There are a great many ideas which don't have enough carefully-measured evidence to be sufficiently confirmed as scientific fact and accepted as such by the scientific community (a recent joke was "While the Higgs Boson has not been discovered yet, its mass is 125 GeV"), but don't have enough carefully-measured evidence to be ruled out yet, either.

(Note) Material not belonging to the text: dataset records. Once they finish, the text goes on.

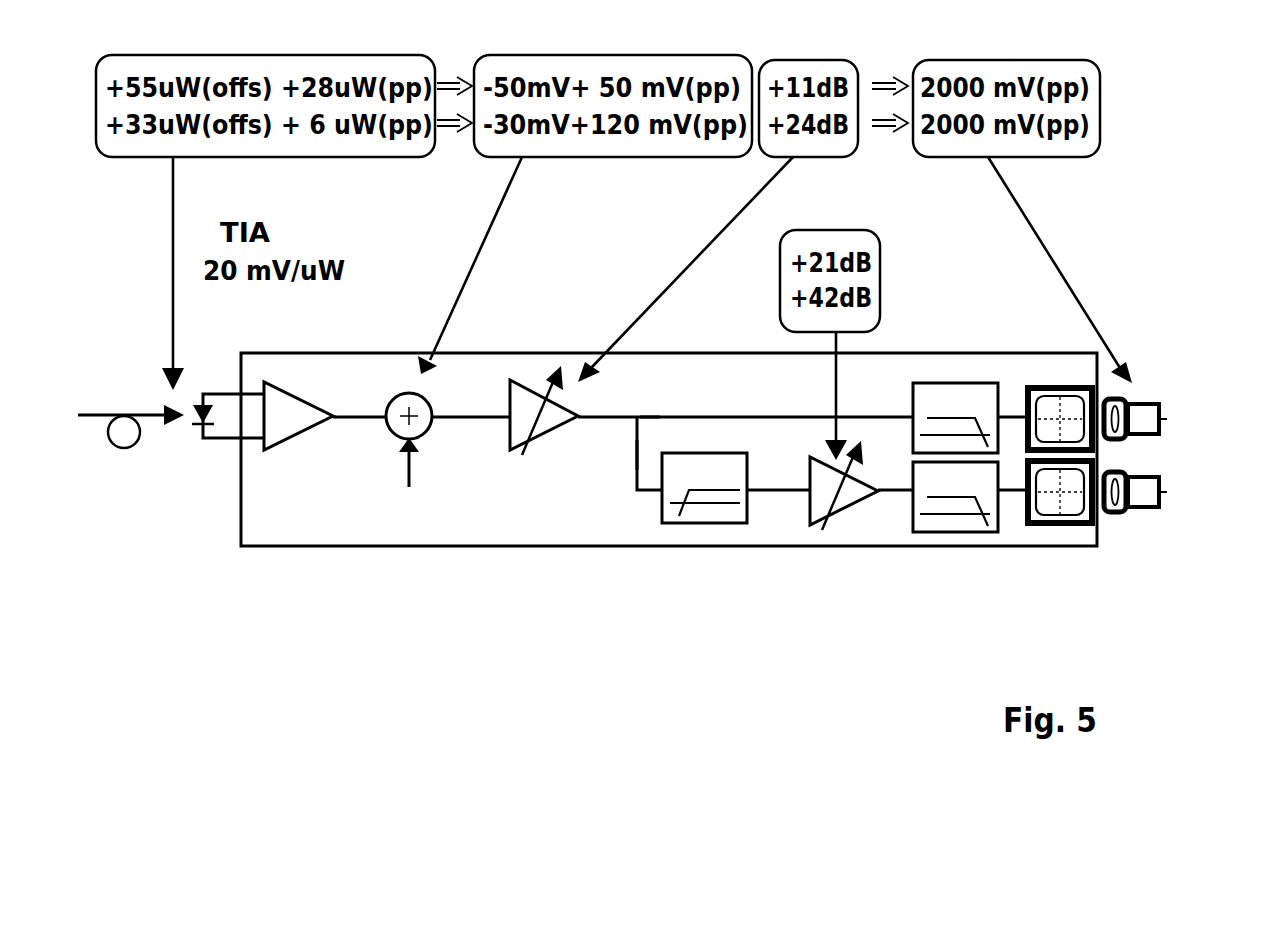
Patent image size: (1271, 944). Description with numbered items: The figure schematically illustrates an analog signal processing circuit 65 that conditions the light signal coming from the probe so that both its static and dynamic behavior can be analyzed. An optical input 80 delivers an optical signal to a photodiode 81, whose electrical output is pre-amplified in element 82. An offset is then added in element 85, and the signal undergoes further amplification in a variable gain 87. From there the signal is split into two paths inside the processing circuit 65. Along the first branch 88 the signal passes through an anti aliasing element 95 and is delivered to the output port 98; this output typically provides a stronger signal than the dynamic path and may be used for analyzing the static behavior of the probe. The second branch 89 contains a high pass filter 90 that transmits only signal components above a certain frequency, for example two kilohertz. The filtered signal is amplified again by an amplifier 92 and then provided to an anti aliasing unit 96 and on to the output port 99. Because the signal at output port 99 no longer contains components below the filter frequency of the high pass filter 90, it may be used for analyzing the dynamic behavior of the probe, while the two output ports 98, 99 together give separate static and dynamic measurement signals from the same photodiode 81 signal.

The processing circuit 65 is at (566, 548).
The optical input 80 is at (93, 420).
The photodiode 81 is at (210, 440).
The pre-amplifier element 82 is at (283, 448).
The offset element 85 is at (392, 432).
The variable gain 87 is at (505, 440).
The first branch 88 is at (664, 417).
The second branch 89 is at (637, 452).
The high pass filter 90 is at (722, 524).
The amplifier 92 is at (855, 505).
The anti aliasing element 95 is at (905, 395).
The anti aliasing unit 96 is at (943, 534).
The output port 98 is at (1167, 418).
The output port 99 is at (1167, 492).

Do any of the tools of the LW community help narrow down which ones are more worthy of consideration than others?
Eg:
* Cryonics as an arguably reasonable bet for its cost: proto-science
* Cryonics as a surefire way to achieve immortality: nigh-certainly pseudoscience (unless it's the method by which your Everett Immortality keeps you alive)
* Using math to demonstrate that taking classical physics and adding determinism results in MWI-style quantum physics: proto-science.
* Using math to demonstrate that quantum physics proves Christianity is true, from a certain point of view: pseudo-science
* Tubulin might self-organize into microtubules capable of computation on a sub-neuron scale: Possibly proto-science
* Tubulin architecture is 'quantum' in nature and that is what gives rise to consciousness: Probably pseudo-science
* 'Quantum consciousness' means anything is possible: Downright silly
* The E8 Lie group can provide a system for organizing the properties of subatomic particles: Proto-science, perhaps
* Heim theory is useful for predicting particle masses: Pseudo-science, probabilistically
* Using the Bullet Cluster to claim that dark matter is a better theory than Modified Newtonian Dynamics: proto-science
* Claiming that dark matter is made of 'anapoles': Proto-science, perchance
* Suggesting that dark matter is actually gravitational leakage from MWI 'parallel universes': You tell me. (But if it's true, then since I can't seem to find any previous serious discussion of this idea, I get to name part of it after myself, right? :) )
These may not be the best examples, but they're the closest ones I can think of to the boundary. If you know of any better ones, feel free to comment with them.
Those last six words are what I'd like to find out, as soon as possible, if it's possible to do so; and I would appreciate any assistance on that score. (I regularly read 'Not Even Wrong', whose author puts forward a strong case that string theory is also worth skipping; which doesn't leave too many possibilities on the ground to pick from, these days.)
As Mitchell pointed out below, there are severe theoretical issues. The theory predicts 22 new particles (and doesn't even specify their masses thus making detection difficult) and fails to account for the properties of many existing ones. Most importantly, the theory has no chirality, and chirality is extremely important for fundamental particles. This error is severe and no way to avoid it has been found. E8 does crop up in string theory in other settings but it's unrelated to Lisi's work.